How privacy probes set measurable boundaries.

Threshold Tables

thresholds:
  model_x:
    op: 0.73
    region_bands: 0.03
    product_bands: 0.02

Run Log (Excerpt)

2025-01-22 08:12Z evaluate utility@op ... OK
2025-01-22 08:13Z evaluate stability ... OK (max delta region=0.012)
2025-01-22 08:14Z evaluate latency ... OK (p95=97ms)
2025-01-22 08:15Z evaluate privacy ... OK (adv=0.03)
2025-01-22 08:16Z evidence bundle ... OK (manifest=8e7...)
2025-01-22 08:17Z gates ............ PASS
2025-01-22 08:18Z package .......... OK

Support & SLAs

Evidence regeneration: next business day.
Incident triage: same day for production promotions.
Dashboard export fixes: 24 hours.

Common Pitfalls

Publishing only AUC; fix: report OP utility and CIs.
Hard‑coding thresholds; fix: use config tables.
Skipping segment checks; fix: enforce stability gates.

Legal Hooks

Bundle IDs referenced in contract exhibits.
SBOM compliance checked every release.
Retention policies for evidence artifacts.

Extended FAQ

Can we waive a gate?

Only with explicit approval and compensating controls; waiver recorded with expiry.
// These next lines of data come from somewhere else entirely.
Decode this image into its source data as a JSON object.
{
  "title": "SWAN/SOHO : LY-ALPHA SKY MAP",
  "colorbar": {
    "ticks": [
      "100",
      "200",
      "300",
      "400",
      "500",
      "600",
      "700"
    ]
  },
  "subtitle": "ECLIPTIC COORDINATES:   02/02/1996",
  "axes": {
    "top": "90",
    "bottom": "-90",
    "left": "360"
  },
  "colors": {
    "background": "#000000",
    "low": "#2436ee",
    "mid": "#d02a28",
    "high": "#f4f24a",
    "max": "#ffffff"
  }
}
What if privacy probes oscillate near thresholds?

Increase sample sizes and use moving averages with alarms; document decisions.

Do we need robustness gates for text?

Often no; but drift and stability are still mandatory.

Appendix: CSV/JSON Schemas

utility@op.csv: segment:string,metric:float,ci_low:float,ci_high:float,delta:float
latency.json: {"p50":int,"p95":int,"p99":int}

Appendix: Checklist (One‑Pager)

[ ] OP utility with CIs
[ ] Stability bands
[ ] Latency SLOs
[ ] Privacy probes
[ ] SBOM and signatures
[ ] Manifest hashes
[ ] Release notes with bundle ID

Closing Notes (Extended)

Evidence turns “trust us” into “prove it.” With AethergenPlatform, CI makes proof routine: repeatable, signed, and ready for audit or procurement—no heroics required.